Just to make things clear, this isn’t my suicide note. At least I don’t think it is. I still wanna live, even despite the exhaustion I’m feeling from merely having to breathe. I’ve always thought of myself as too cowardly to do something as drastic & final as suicide. Ever since I was a child, I just knew I couldn’t bring myself to take my own life. The thought wasn’t farfetched for me, I just knew I didn’t have the balls in me to do it. I believe I still don’t have enough balls for it but now, now I don’t think it’s such a bleak thought. Earlier today, while taking breakfast, my family and I were listening to the radio & a story came up of a seven year old boy who committed suicide. It said that he had just come out from playing with his friends & seemed completely fine to his parents, and in a matter of minutes, they walked back in the house to find his lifeless body hanging of a rope on the ceiling. It was disheartening to listen to that, having to hear that that early in the morning when one is about to start their day. It was extremely sad & painful to think about it but out of all of that, what mainly stayed with me is how young he was. In the world that we live in, a seven year old is extremely young therefore it raises the question of what kind of chaos was that little boy going through to have concluded that his life wasn’t worth living for anymore…

I no longer find surprise when it comes to the subject of suicide. I believe we have been tuned as humans to never reveal our weaknesses to the world for they may see us as weak which in actual fact we are. I wish the world could share kindness to everyone & not just when one is in the blink of taking their own life but even when one is in the peak of their life. I hope that my demons remain cowardly enough to not bring me to the blink of me taking my own life. Even despite the painful, hollowing sorrow I’m going through, I hope to live through my dreams & aspirations till when it is my time to leave this earth.
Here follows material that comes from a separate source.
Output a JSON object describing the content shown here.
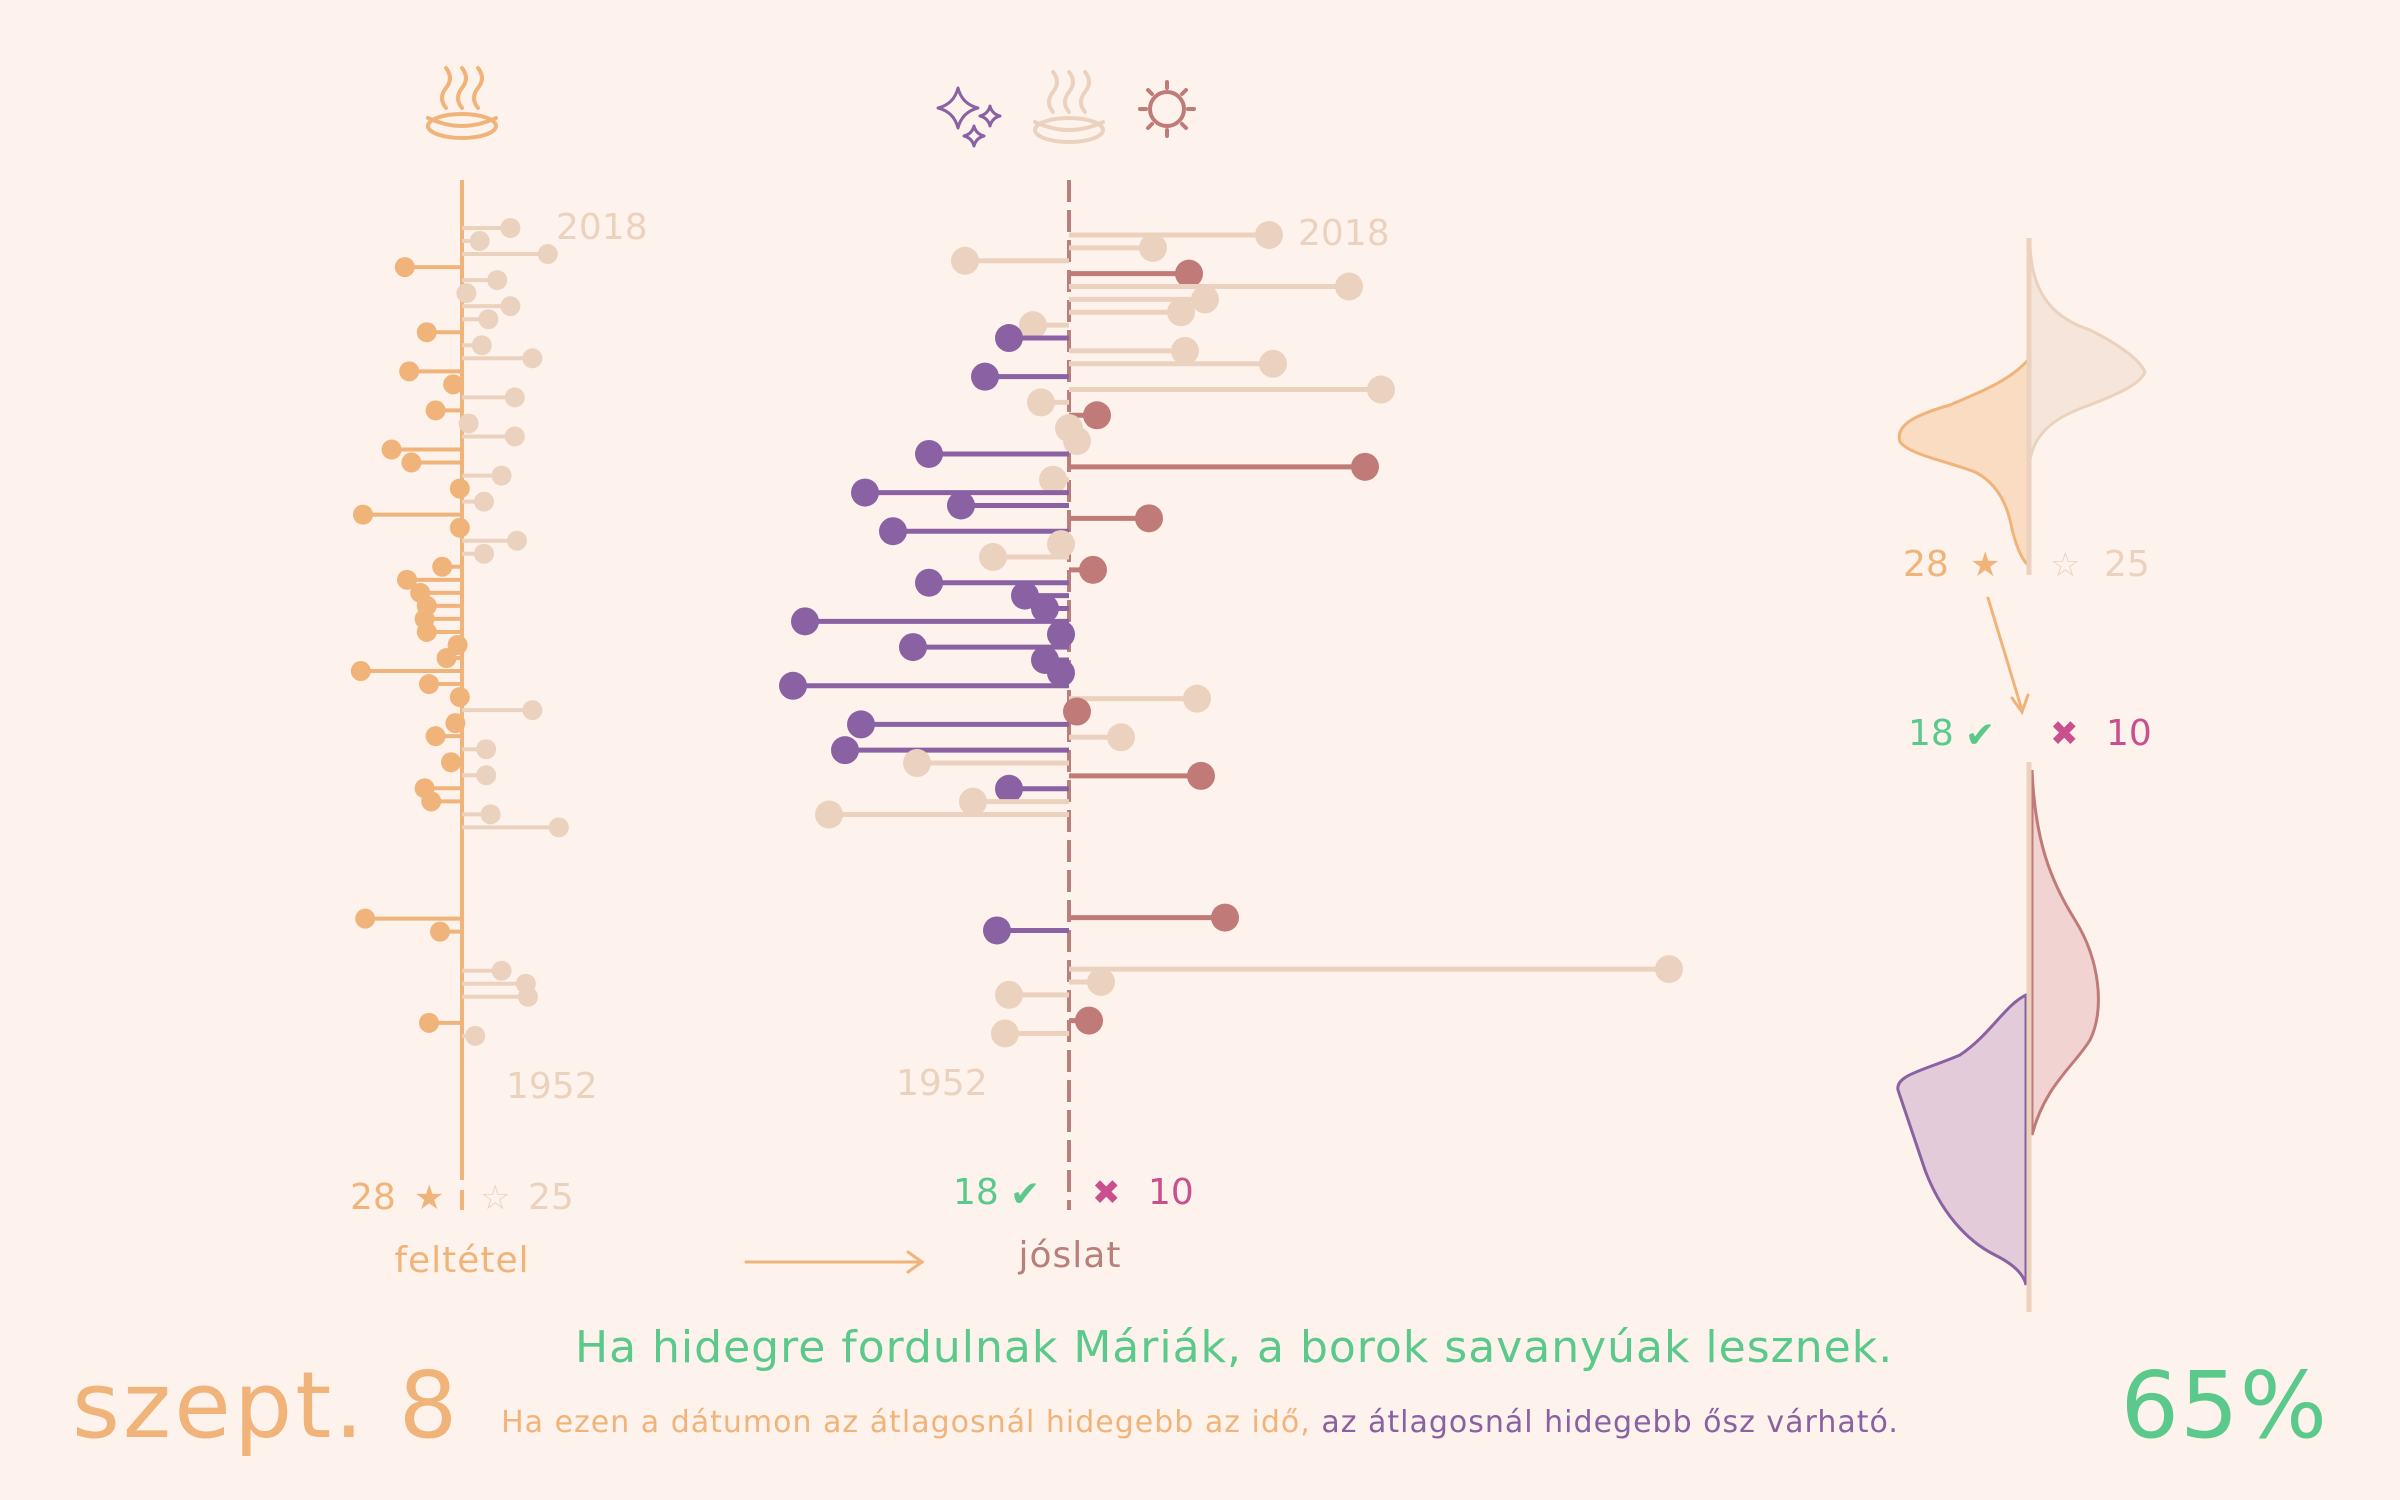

Suicide is not a matter of courage or balls, it’s a matter of hopelessness & despair… It’s everyone’s wish to never get to that point in their lives but never think ill of those who have. The toughest kind of pain is the kind that is masked behind a happy face or a prosperous life. People think that those who contemplate suicide are selfish for not taking into consideration the feelings of those they live behind. Take a minute to think of how much sorrow it brings for one to choose their own pain over the one that their loved ones are left to feel. It isn’t easy. I sure don’t think it is. I don’t advocate for suicide, not at all. I wish we could all see the beauty in life but we all know that’s not possible. If you ever feel like life isn’t worth living anymore, reach out to just one person who would rather listen to your pain than have to sit by your grave.